The teacher needs to possess great versatility and tact in social situations. A quick insight, social ease, freedom, and self-possession are of the first importance to him. The power of sympathy, of appreciation for others' feelings and difficulties, is wholly dependent upon such social cultivation. Otherwise the teacher will be rude, even uncouth and boorish in manner, producing friction and ill-will where tact and gentleness would bring sympathy and confidence. Many people absorb this refinement of thought and manner from the social circles with which they mingle, and it is, of course, a smiling fortune that has placed a teacher's early life in a happy and cultured atmosphere, where the social sympathies and graces are absorbed almost unconsciously. But even where the earlier conditions have been less favorable, the opportunity for rapid social development and culture is most promising. The numberless cases in our country in which young people, by the strength of their energetic purpose and desire for improvement, have raised themselves not only to superior knowledge and scholarship, but also to that far greater refinement of social life and manner which we call true culture,—the numberless instances of this sort are a surprising indication of the power of education. Literature has been a potent agent in this direction. It emancipates, it sets free, the spirit of man. It lifts him above what is sordid and material, and gives him those true standards of worth with which to measure all things. It contains within itself the refining elements, the æsthetic and ethical ideals, and, best of all, it portrays human life in all its thought, feeling, and passion with such intensity and realistic fidelity that its teaching power is unparalleled.

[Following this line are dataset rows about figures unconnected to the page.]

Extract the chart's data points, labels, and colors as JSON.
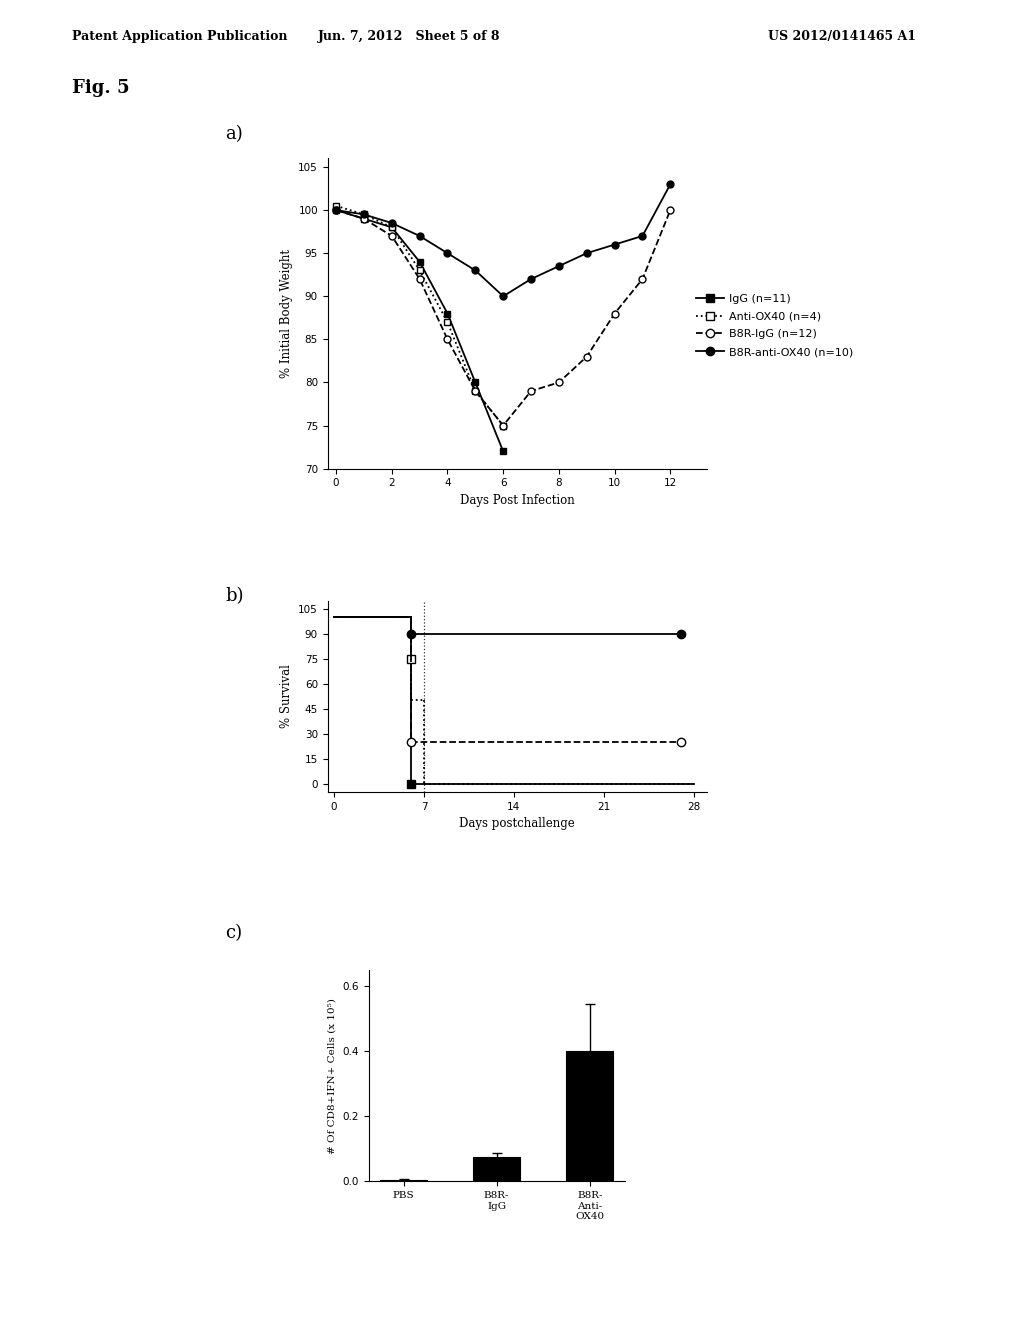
{
  "header_left": "Patent Application Publication",
  "header_center": "Jun. 7, 2012   Sheet 5 of 8",
  "header_right": "US 2012/0141465 A1",
  "fig_label": "Fig. 5",
  "panel_a_label": "a)",
  "panel_b_label": "b)",
  "panel_c_label": "c)",
  "panel_a": {
    "xlabel": "Days Post Infection",
    "ylabel": "% Initial Body Weight",
    "xlim": [
      -0.3,
      13.3
    ],
    "ylim": [
      70,
      106
    ],
    "yticks": [
      70,
      75,
      80,
      85,
      90,
      95,
      100,
      105
    ],
    "xticks": [
      0,
      2,
      4,
      6,
      8,
      10,
      12
    ],
    "series_IgG": {
      "label": "IgG (n=11)",
      "style": "solid",
      "marker": "s",
      "marker_fill": "black",
      "x": [
        0,
        1,
        2,
        3,
        4,
        5,
        6
      ],
      "y": [
        100,
        99,
        98,
        94,
        88,
        80,
        72
      ]
    },
    "series_antiox": {
      "label": "Anti-OX40 (n=4)",
      "style": "dotted",
      "marker": "s",
      "marker_fill": "white",
      "x": [
        0,
        1,
        2,
        3,
        4,
        5,
        6
      ],
      "y": [
        100.5,
        99.5,
        98,
        93,
        87,
        79,
        75
      ]
    },
    "series_b8r_igg": {
      "label": "B8R-IgG (n=12)",
      "style": "dashed",
      "marker": "o",
      "marker_fill": "white",
      "x": [
        0,
        1,
        2,
        3,
        4,
        5,
        6,
        7,
        8,
        9,
        10,
        11,
        12
      ],
      "y": [
        100,
        99,
        97,
        92,
        85,
        79,
        75,
        79,
        80,
        83,
        88,
        92,
        100
      ]
    },
    "series_b8r_antiox": {
      "label": "B8R-anti-OX40 (n=10)",
      "style": "solid",
      "marker": "o",
      "marker_fill": "black",
      "x": [
        0,
        1,
        2,
        3,
        4,
        5,
        6,
        7,
        8,
        9,
        10,
        11,
        12
      ],
      "y": [
        100,
        99.5,
        98.5,
        97,
        95,
        93,
        90,
        92,
        93.5,
        95,
        96,
        97,
        103
      ]
    }
  },
  "panel_b": {
    "xlabel": "Days postchallenge",
    "ylabel": "% Survival",
    "xlim": [
      -0.5,
      29
    ],
    "ylim": [
      -5,
      110
    ],
    "yticks": [
      0,
      15,
      30,
      45,
      60,
      75,
      90,
      105
    ],
    "xticks": [
      0,
      7,
      14,
      21,
      28
    ]
  },
  "panel_c": {
    "xlabel_labels": [
      "PBS",
      "B8R-\nIgG",
      "B8R-\nAnti-\nOX40"
    ],
    "ylabel": "# Of CD8+IFN+ Cells (x 10⁵)",
    "ylim": [
      0,
      0.65
    ],
    "yticks": [
      0,
      0.2,
      0.4,
      0.6
    ],
    "bar_values": [
      0.004,
      0.075,
      0.4
    ],
    "bar_errors": [
      0.002,
      0.012,
      0.145
    ],
    "bar_color": "black"
  },
  "legend_entries": [
    {
      "label": "IgG (n=11)",
      "style": "solid",
      "marker": "s",
      "marker_fill": "black"
    },
    {
      "label": "Anti-OX40 (n=4)",
      "style": "dotted",
      "marker": "s",
      "marker_fill": "white"
    },
    {
      "label": "B8R-IgG (n=12)",
      "style": "dashed",
      "marker": "o",
      "marker_fill": "white"
    },
    {
      "label": "B8R-anti-OX40 (n=10)",
      "style": "solid",
      "marker": "o",
      "marker_fill": "black"
    }
  ]
}
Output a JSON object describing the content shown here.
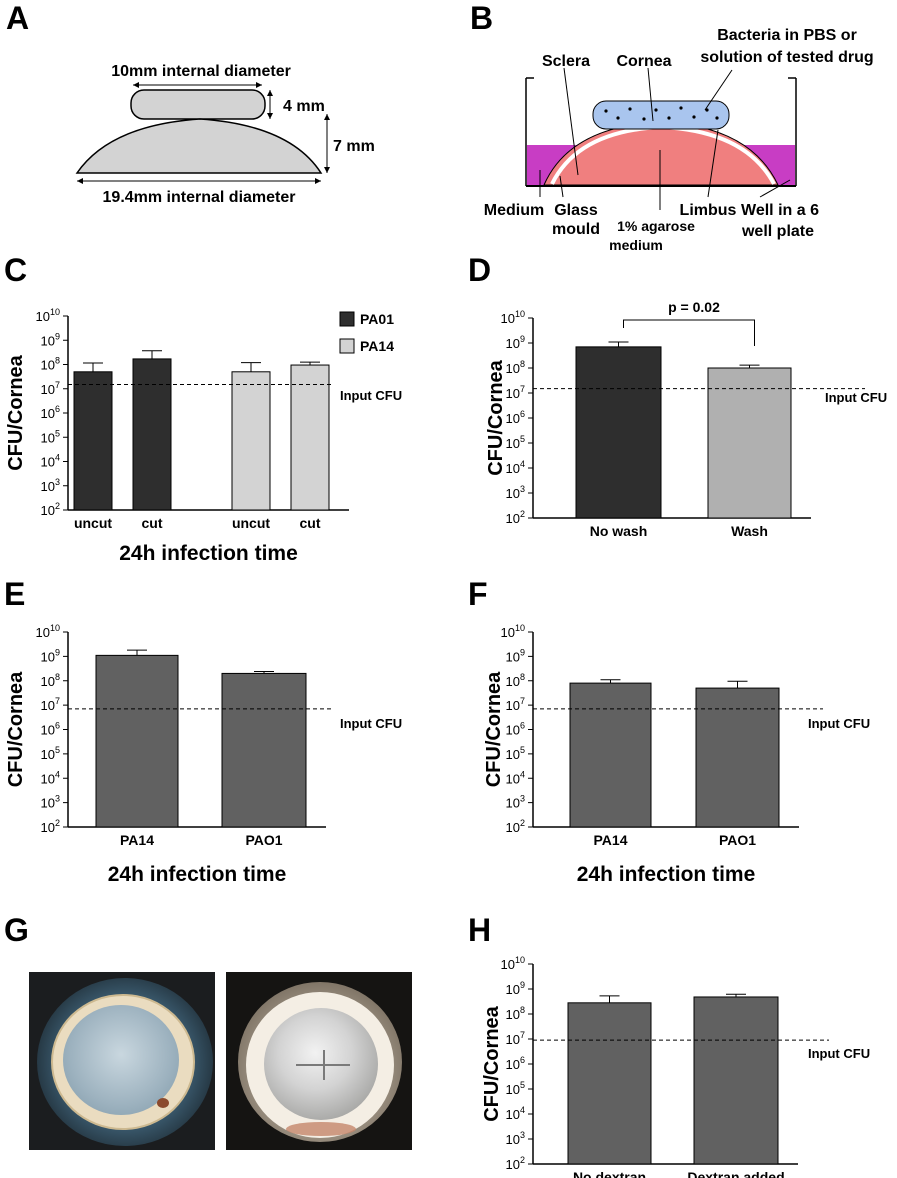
{
  "panels": {
    "A": {
      "letter": "A",
      "top_label": "10mm internal diameter",
      "height_small": "4 mm",
      "height_large": "7 mm",
      "bottom_label": "19.4mm internal diameter"
    },
    "B": {
      "letter": "B",
      "sclera": "Sclera",
      "cornea": "Cornea",
      "bacteria_line1": "Bacteria in PBS or",
      "bacteria_line2": "solution of tested drug",
      "medium": "Medium",
      "glass_line1": "Glass",
      "glass_line2": "mould",
      "agarose_line1": "1% agarose",
      "agarose_line2": "medium",
      "limbus": "Limbus",
      "well_line1": "Well in a 6",
      "well_line2": "well plate"
    },
    "G": {
      "letter": "G"
    }
  },
  "colors": {
    "dark_bar": "#2e2e2e",
    "light_bar": "#d3d3d3",
    "mid_bar": "#b0b0b0",
    "grey_bar": "#616161",
    "mould_fill": "#d3d3d3",
    "cornea_fill": "#f07f7f",
    "medium_fill": "#c83dc4",
    "drop_fill": "#a9c5ee"
  },
  "chart_data": [
    {
      "panel": "C",
      "type": "bar",
      "ylabel": "CFU/Cornea",
      "xlabel": "24h infection time",
      "yscale": "log",
      "ylim": [
        100,
        10000000000
      ],
      "yticks": [
        "10^2",
        "10^3",
        "10^4",
        "10^5",
        "10^6",
        "10^7",
        "10^8",
        "10^9",
        "10^10"
      ],
      "categories": [
        "uncut",
        "cut",
        "uncut",
        "cut"
      ],
      "values": [
        50000000,
        170000000,
        50000000,
        95000000
      ],
      "errors": [
        115000000,
        370000000,
        120000000,
        125000000
      ],
      "bar_series": [
        "PA01",
        "PA01",
        "PA14",
        "PA14"
      ],
      "legend": [
        {
          "name": "PA01",
          "color": "#2e2e2e"
        },
        {
          "name": "PA14",
          "color": "#d3d3d3"
        }
      ],
      "legend_position": "top-right",
      "reference_line": {
        "value": 15000000,
        "label": "Input CFU"
      }
    },
    {
      "panel": "D",
      "type": "bar",
      "ylabel": "CFU/Cornea",
      "xlabel": "",
      "yscale": "log",
      "ylim": [
        100,
        10000000000
      ],
      "yticks": [
        "10^2",
        "10^3",
        "10^4",
        "10^5",
        "10^6",
        "10^7",
        "10^8",
        "10^9",
        "10^10"
      ],
      "categories": [
        "No wash",
        "Wash"
      ],
      "values": [
        700000000,
        100000000
      ],
      "errors": [
        1100000000,
        130000000
      ],
      "bar_colors": [
        "#2e2e2e",
        "#b0b0b0"
      ],
      "reference_line": {
        "value": 15000000,
        "label": "Input CFU"
      },
      "significance": {
        "label": "p = 0.02",
        "between": [
          0,
          1
        ]
      }
    },
    {
      "panel": "E",
      "type": "bar",
      "ylabel": "CFU/Cornea",
      "xlabel": "24h infection time",
      "yscale": "log",
      "ylim": [
        100,
        10000000000
      ],
      "yticks": [
        "10^2",
        "10^3",
        "10^4",
        "10^5",
        "10^6",
        "10^7",
        "10^8",
        "10^9",
        "10^10"
      ],
      "categories": [
        "PA14",
        "PAO1"
      ],
      "values": [
        1100000000,
        200000000
      ],
      "errors": [
        1800000000,
        240000000
      ],
      "bar_colors": [
        "#616161",
        "#616161"
      ],
      "reference_line": {
        "value": 7000000,
        "label": "Input CFU"
      }
    },
    {
      "panel": "F",
      "type": "bar",
      "ylabel": "CFU/Cornea",
      "xlabel": "24h infection time",
      "yscale": "log",
      "ylim": [
        100,
        10000000000
      ],
      "yticks": [
        "10^2",
        "10^3",
        "10^4",
        "10^5",
        "10^6",
        "10^7",
        "10^8",
        "10^9",
        "10^10"
      ],
      "categories": [
        "PA14",
        "PAO1"
      ],
      "values": [
        80000000,
        50000000
      ],
      "errors": [
        110000000,
        95000000
      ],
      "bar_colors": [
        "#616161",
        "#616161"
      ],
      "reference_line": {
        "value": 7000000,
        "label": "Input CFU"
      }
    },
    {
      "panel": "H",
      "type": "bar",
      "ylabel": "CFU/Cornea",
      "xlabel": "",
      "yscale": "log",
      "ylim": [
        100,
        10000000000
      ],
      "yticks": [
        "10^2",
        "10^3",
        "10^4",
        "10^5",
        "10^6",
        "10^7",
        "10^8",
        "10^9",
        "10^10"
      ],
      "categories": [
        "No dextran",
        "Dextran added"
      ],
      "values": [
        280000000,
        480000000
      ],
      "errors": [
        530000000,
        620000000
      ],
      "bar_colors": [
        "#616161",
        "#616161"
      ],
      "reference_line": {
        "value": 9000000,
        "label": "Input CFU"
      }
    }
  ]
}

This potentiality of the better literature to produce such noble results in the higher range of culture is dependent upon conditions. No one will understand literature who does not study and understand ordinary life as it surrounds him; who does not constantly draw upon his own experience in interpreting the characters portrayed in books. No stupid or unobservant person will be made wise through books, be they never so choice. Even the student who works laboriously at his text-books, but has no eye nor care for the people or doings about him, is getting only the mechanical side of education, and is losing the better part. He who will draw riches out of books must put his intellect and sympathy, his whole enthusiastic better self, into them.
The indwelling virtue of great books is that they demand this intense awakening, this complete absorption of the whole self. The mind of a child and of a man or woman has to stretch itself to the utmost limit to take in the message of a great writer. One feels the old barriers giving way and the mind expanding to the conception of larger things. Speaking of the ancient drama at Athens, Shelley says, "The imagination is enlarged by a sympathy with pains and passions so mighty that they distend in their conception the capacity of that by which they are conceived."
Those who have received into the inner self the expansive energy of noble thought and social culture, are the better qualified, from the rich variety of the inner life, to act effectively upon the complex conditions and forces of the outer world. The teacher whose inner life is teeming with these rich sympathies and potent ideals will react with greater prudence and tact upon the kaleidoscopic conditions of a school.
Practical social life and literature are not distinct modes of culture. They are one, they interact upon each other in scores of ways. Give a teacher social opportunities, give him the best of our literature, let these two work their full influence upon him,—then, if he cannot become a teacher, it is a hopeless case. Let him go to the shop, to the farm, to the legislature; there is no place for him in the schoolroom.